Memes and user-generated art are popular, and one user recently posted asexual and aromantic Valentine hearts. Black, white, gray, and purple striped hearts with “Dayum, you’re aestetically pleasing” and “#NoRomo” have gotten reblogged over 40 thousand time. AVEN, too, the largest online community for asexuals, provides concrete definitions and message boards for individuals exploring their sexuality. 

Alison said she has not hooked up because once someone learns she is asexual, their interest vanishes.

“If I meet someone new, and we hit it off, and they’re really cute [and they find out I’m asexual], any sexual iterest they had in me is thrown under the rug. Usually, with most sexual people, that’s the first thing you worry about before love,” she said.

At parties, she said, she does dance with other people, including the standard “bump and grind.”

Allison said she started to realize she had no sexual attraction to other people when she was in the ninth grade. All of her friends had boyfriends, and she said she “was so game” to have a relationship, too, to fit in. A boy came over one night, she said, and they kissed.

“It didn’t feel like anything,” she said. “I’ve tried kissing again, and it doesn’t do anything for me. It’s just like wet touching wet.”

Before she had the word “asexual” to describe herself, she said, it was difficult to communicate that, no, she didn’t like someone’s kiss, but she also didn’t like anyone else’s kiss either.

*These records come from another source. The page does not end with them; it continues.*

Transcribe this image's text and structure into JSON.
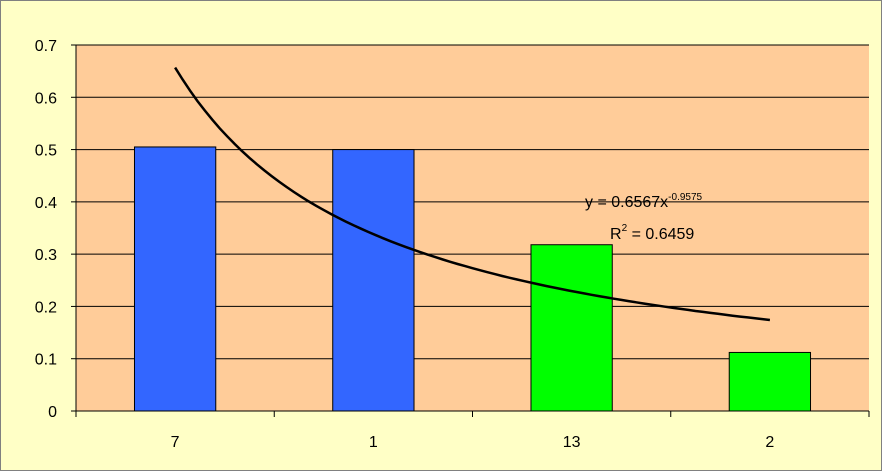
{
  "chart_data": {
    "type": "bar",
    "title": "",
    "xlabel": "",
    "ylabel": "",
    "categories": [
      "7",
      "1",
      "13",
      "2"
    ],
    "values": [
      0.505,
      0.5,
      0.318,
      0.112
    ],
    "bar_colors": [
      "#3366ff",
      "#3366ff",
      "#00ff00",
      "#00ff00"
    ],
    "ylim": [
      0,
      0.7
    ],
    "yticks": [
      "0",
      "0.1",
      "0.2",
      "0.3",
      "0.4",
      "0.5",
      "0.6",
      "0.7"
    ],
    "grid": true,
    "legend": "none",
    "trendline": {
      "type": "power",
      "coefficient": 0.6567,
      "exponent": -0.9575,
      "equation_text": "y = 0.6567x",
      "equation_exponent": "-0.9575",
      "r2_label": "R",
      "r2_sup": "2",
      "r2_value": " = 0.6459"
    }
  },
  "colors": {
    "chart_background": "#ffffc6",
    "plot_background": "#ffcc99",
    "gridline": "#000000",
    "trendline": "#000000",
    "bar_border": "#000000"
  }
}
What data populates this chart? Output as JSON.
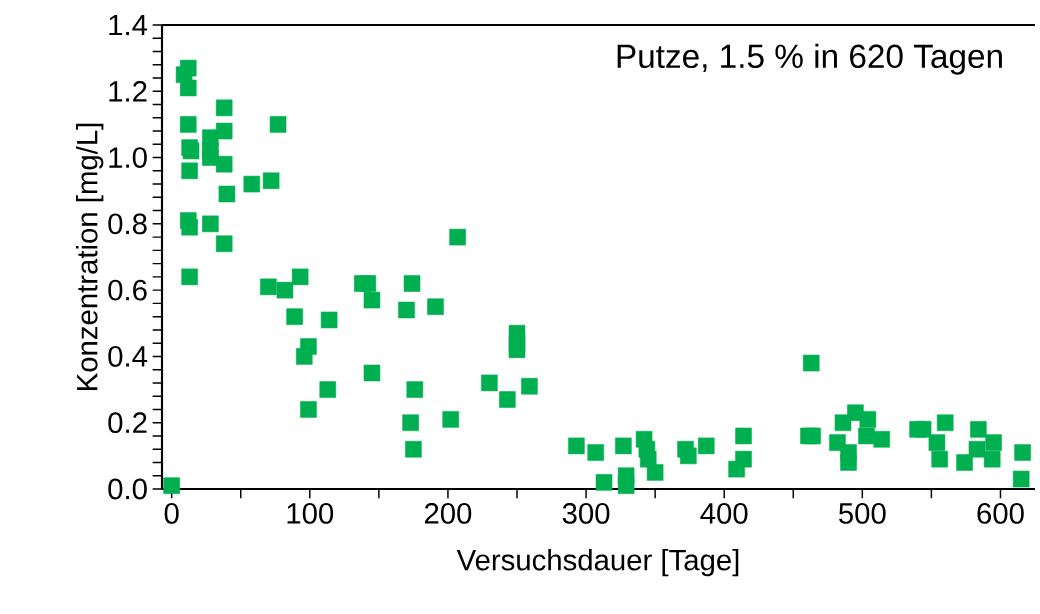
{
  "chart_data": {
    "type": "scatter",
    "xlabel": "Versuchsdauer [Tage]",
    "ylabel": "Konzentration [mg/L]",
    "annotations": [
      "Putze, 1.5 % in 620 Tagen"
    ],
    "marker": "square",
    "grid": false,
    "xlim": [
      -7,
      625
    ],
    "ylim": [
      0,
      1.4
    ],
    "xticks": [
      0,
      {
        "value": 50,
        "label": null
      },
      100,
      {
        "value": 150,
        "label": null
      },
      200,
      {
        "value": 250,
        "label": null
      },
      300,
      {
        "value": 350,
        "label": null
      },
      400,
      {
        "value": 450,
        "label": null
      },
      500,
      {
        "value": 550,
        "label": null
      },
      600
    ],
    "yticks": [
      {
        "value": 0,
        "label": "0.0"
      },
      {
        "value": 0.04,
        "label": null
      },
      {
        "value": 0.08,
        "label": null
      },
      {
        "value": 0.12,
        "label": null
      },
      {
        "value": 0.16,
        "label": null
      },
      0.2,
      {
        "value": 0.24,
        "label": null
      },
      {
        "value": 0.28,
        "label": null
      },
      {
        "value": 0.32,
        "label": null
      },
      {
        "value": 0.36,
        "label": null
      },
      0.4,
      {
        "value": 0.44,
        "label": null
      },
      {
        "value": 0.48,
        "label": null
      },
      {
        "value": 0.52,
        "label": null
      },
      {
        "value": 0.56,
        "label": null
      },
      0.6,
      {
        "value": 0.64,
        "label": null
      },
      {
        "value": 0.68,
        "label": null
      },
      {
        "value": 0.72,
        "label": null
      },
      {
        "value": 0.76,
        "label": null
      },
      0.8,
      {
        "value": 0.84,
        "label": null
      },
      {
        "value": 0.88,
        "label": null
      },
      {
        "value": 0.92,
        "label": null
      },
      {
        "value": 0.96,
        "label": null
      },
      {
        "value": 1,
        "label": "1.0"
      },
      {
        "value": 1.04,
        "label": null
      },
      {
        "value": 1.08,
        "label": null
      },
      {
        "value": 1.12,
        "label": null
      },
      {
        "value": 1.16,
        "label": null
      },
      1.2,
      {
        "value": 1.24,
        "label": null
      },
      {
        "value": 1.28,
        "label": null
      },
      {
        "value": 1.32,
        "label": null
      },
      {
        "value": 1.36,
        "label": null
      },
      1.4
    ],
    "series": [
      {
        "color": "#00b050",
        "x": [
          0,
          9,
          12,
          12,
          12,
          13,
          14,
          13,
          12,
          13,
          13,
          28,
          28,
          28,
          28,
          38,
          38,
          38,
          40,
          38,
          58,
          72,
          77,
          70,
          82,
          93,
          138,
          142,
          174,
          145,
          170,
          191,
          89,
          114,
          99,
          96,
          250,
          250,
          250,
          145,
          230,
          259,
          113,
          176,
          243,
          99,
          202,
          173,
          175,
          207,
          293,
          307,
          313,
          327,
          329,
          329,
          342,
          344,
          345,
          350,
          372,
          374,
          387,
          414,
          414,
          409,
          463,
          461,
          464,
          486,
          495,
          504,
          503,
          514,
          482,
          490,
          490,
          540,
          544,
          560,
          554,
          556,
          574,
          584,
          583,
          595,
          594,
          616,
          615
        ],
        "values": [
          0.01,
          1.25,
          1.27,
          1.21,
          1.1,
          1.03,
          1.02,
          0.96,
          0.81,
          0.79,
          0.64,
          1.06,
          1.02,
          1.0,
          0.8,
          1.15,
          1.08,
          0.98,
          0.89,
          0.74,
          0.92,
          0.93,
          1.1,
          0.61,
          0.6,
          0.64,
          0.62,
          0.62,
          0.62,
          0.57,
          0.54,
          0.55,
          0.52,
          0.51,
          0.43,
          0.4,
          0.47,
          0.44,
          0.42,
          0.35,
          0.32,
          0.31,
          0.3,
          0.3,
          0.27,
          0.24,
          0.21,
          0.2,
          0.12,
          0.76,
          0.13,
          0.11,
          0.02,
          0.13,
          0.04,
          0.01,
          0.15,
          0.12,
          0.09,
          0.05,
          0.12,
          0.1,
          0.13,
          0.16,
          0.09,
          0.06,
          0.38,
          0.16,
          0.16,
          0.2,
          0.23,
          0.21,
          0.16,
          0.15,
          0.14,
          0.11,
          0.08,
          0.18,
          0.18,
          0.2,
          0.14,
          0.09,
          0.08,
          0.18,
          0.12,
          0.14,
          0.09,
          0.11,
          0.03
        ]
      }
    ]
  }
}
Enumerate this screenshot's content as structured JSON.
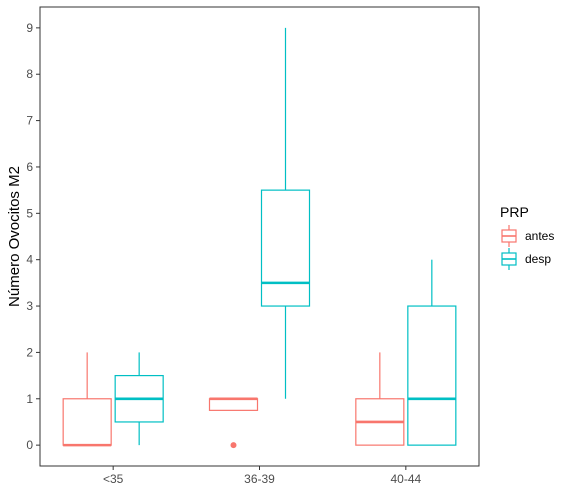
{
  "chart_data": {
    "type": "boxplot",
    "ylabel": "Número Ovocitos M2",
    "xlabel": "",
    "categories": [
      "<35",
      "36-39",
      "40-44"
    ],
    "ylim": [
      -0.45,
      9.45
    ],
    "yticks": [
      0,
      1,
      2,
      3,
      4,
      5,
      6,
      7,
      8,
      9
    ],
    "grid": false,
    "legend": {
      "title": "PRP",
      "placement": "right",
      "entries": [
        "antes",
        "desp"
      ]
    },
    "series": [
      {
        "name": "antes",
        "color": "#F8766D",
        "boxes": [
          {
            "category": "<35",
            "whisker_low": 0,
            "q1": 0,
            "median": 0,
            "q3": 1,
            "whisker_high": 2,
            "outliers": []
          },
          {
            "category": "36-39",
            "whisker_low": 0.75,
            "q1": 0.75,
            "median": 1,
            "q3": 1,
            "whisker_high": 1,
            "outliers": [
              0
            ]
          },
          {
            "category": "40-44",
            "whisker_low": 0,
            "q1": 0,
            "median": 0.5,
            "q3": 1,
            "whisker_high": 2,
            "outliers": []
          }
        ]
      },
      {
        "name": "desp",
        "color": "#00BFC4",
        "boxes": [
          {
            "category": "<35",
            "whisker_low": 0,
            "q1": 0.5,
            "median": 1,
            "q3": 1.5,
            "whisker_high": 2,
            "outliers": []
          },
          {
            "category": "36-39",
            "whisker_low": 1,
            "q1": 3,
            "median": 3.5,
            "q3": 5.5,
            "whisker_high": 9,
            "outliers": []
          },
          {
            "category": "40-44",
            "whisker_low": 0,
            "q1": 0,
            "median": 1,
            "q3": 3,
            "whisker_high": 4,
            "outliers": []
          }
        ]
      }
    ]
  }
}
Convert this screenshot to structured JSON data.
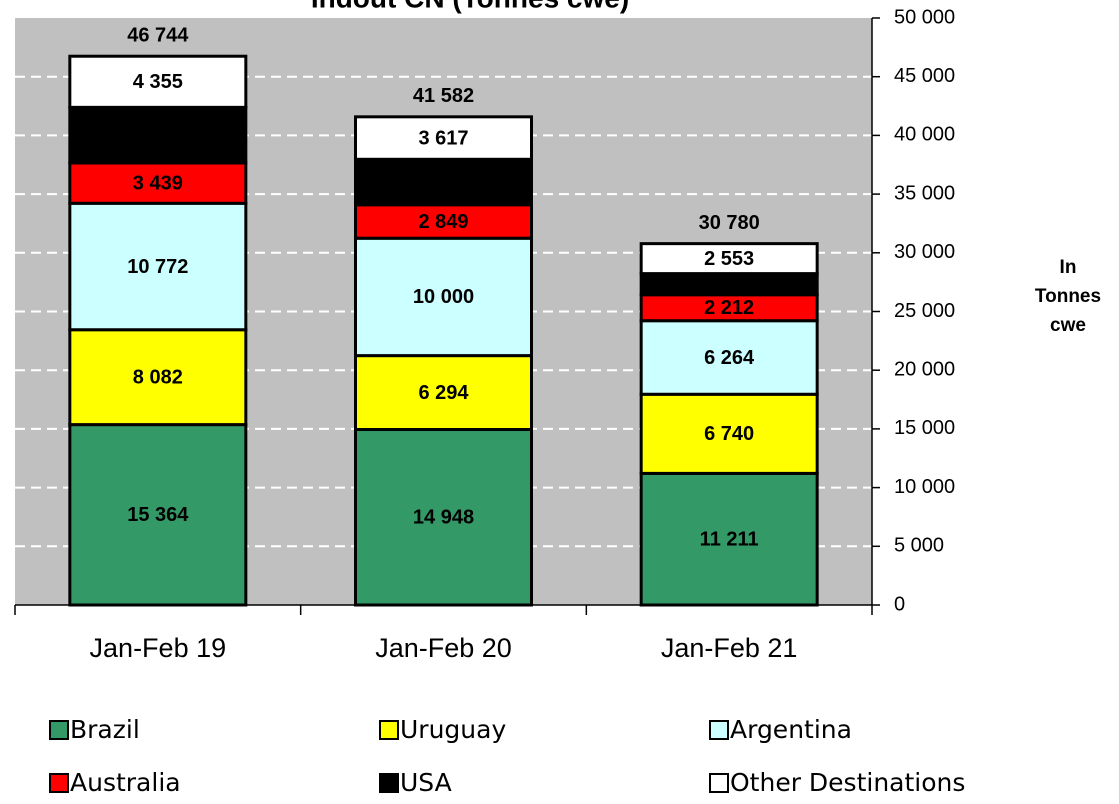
{
  "chart_data": {
    "type": "stacked_bar",
    "title": "Indout CN (Tonnes cwe)",
    "y_axis_label": "In Tonnes cwe",
    "categories": [
      "Jan-Feb 19",
      "Jan-Feb 20",
      "Jan-Feb 21"
    ],
    "series": [
      {
        "name": "Brazil",
        "color": "#339966",
        "values": [
          15364,
          14948,
          11211
        ],
        "value_labels": [
          "15 364",
          "14 948",
          "11 211"
        ]
      },
      {
        "name": "Uruguay",
        "color": "#ffff00",
        "values": [
          8082,
          6294,
          6740
        ],
        "value_labels": [
          "8 082",
          "6 294",
          "6 740"
        ]
      },
      {
        "name": "Argentina",
        "color": "#ccffff",
        "values": [
          10772,
          10000,
          6264
        ],
        "value_labels": [
          "10 772",
          "10 000",
          "6 264"
        ]
      },
      {
        "name": "Australia",
        "color": "#ff0000",
        "values": [
          3439,
          2849,
          2212
        ],
        "value_labels": [
          "3 439",
          "2 849",
          "2 212"
        ]
      },
      {
        "name": "USA",
        "color": "#000000",
        "values": [
          4732,
          3874,
          1800
        ]
      },
      {
        "name": "Other Destinations",
        "color": "#ffffff",
        "values": [
          4355,
          3617,
          2553
        ],
        "value_labels": [
          "4 355",
          "3 617",
          "2 553"
        ]
      }
    ],
    "totals": [
      46744,
      41582,
      30780
    ],
    "total_labels": [
      "46 744",
      "41 582",
      "30 780"
    ],
    "ylim": [
      0,
      50000
    ],
    "yticks": [
      0,
      {
        "value": 5000,
        "label": "5 000"
      },
      {
        "value": 10000,
        "label": "10 000"
      },
      {
        "value": 15000,
        "label": "15 000"
      },
      {
        "value": 20000,
        "label": "20 000"
      },
      {
        "value": 25000,
        "label": "25 000"
      },
      {
        "value": 30000,
        "label": "30 000"
      },
      {
        "value": 35000,
        "label": "35 000"
      },
      {
        "value": 40000,
        "label": "40 000"
      },
      {
        "value": 45000,
        "label": "45 000"
      },
      {
        "value": 50000,
        "label": "50 000"
      }
    ],
    "grid": true,
    "plot_background": "#c0c0c0",
    "legend_position": "bottom"
  }
}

“It was things like that, being in the moment and not feeling anything that made me feel, like, ‘other’ for a while,” she said.

She is now comfortable with who she is and sees many possibilities for her future that she might not otherwise have seen if she were to someday get married and stay in one place. 

Samantha, too, is glad she won’t be held back by love or relationships.

“There’re always concessions you have to make when you’re attached to someone romantically, and I don’t have to make those concessions,” she said. “[Those concessions] can be turned toward my career, and it’ll be easier for me to pick up and move somewhere. I won’t have to pick up my family — it’ll just be me.”

The kind of love she can feel, she said, and the kind of love she desires, she will be able to get from her friends.

“Sometimes I do desire companionship, but I can always find that in my friends,” she said. “I wouldn’t say that I’m missing out. No … I get that fulfillment from my friendships.”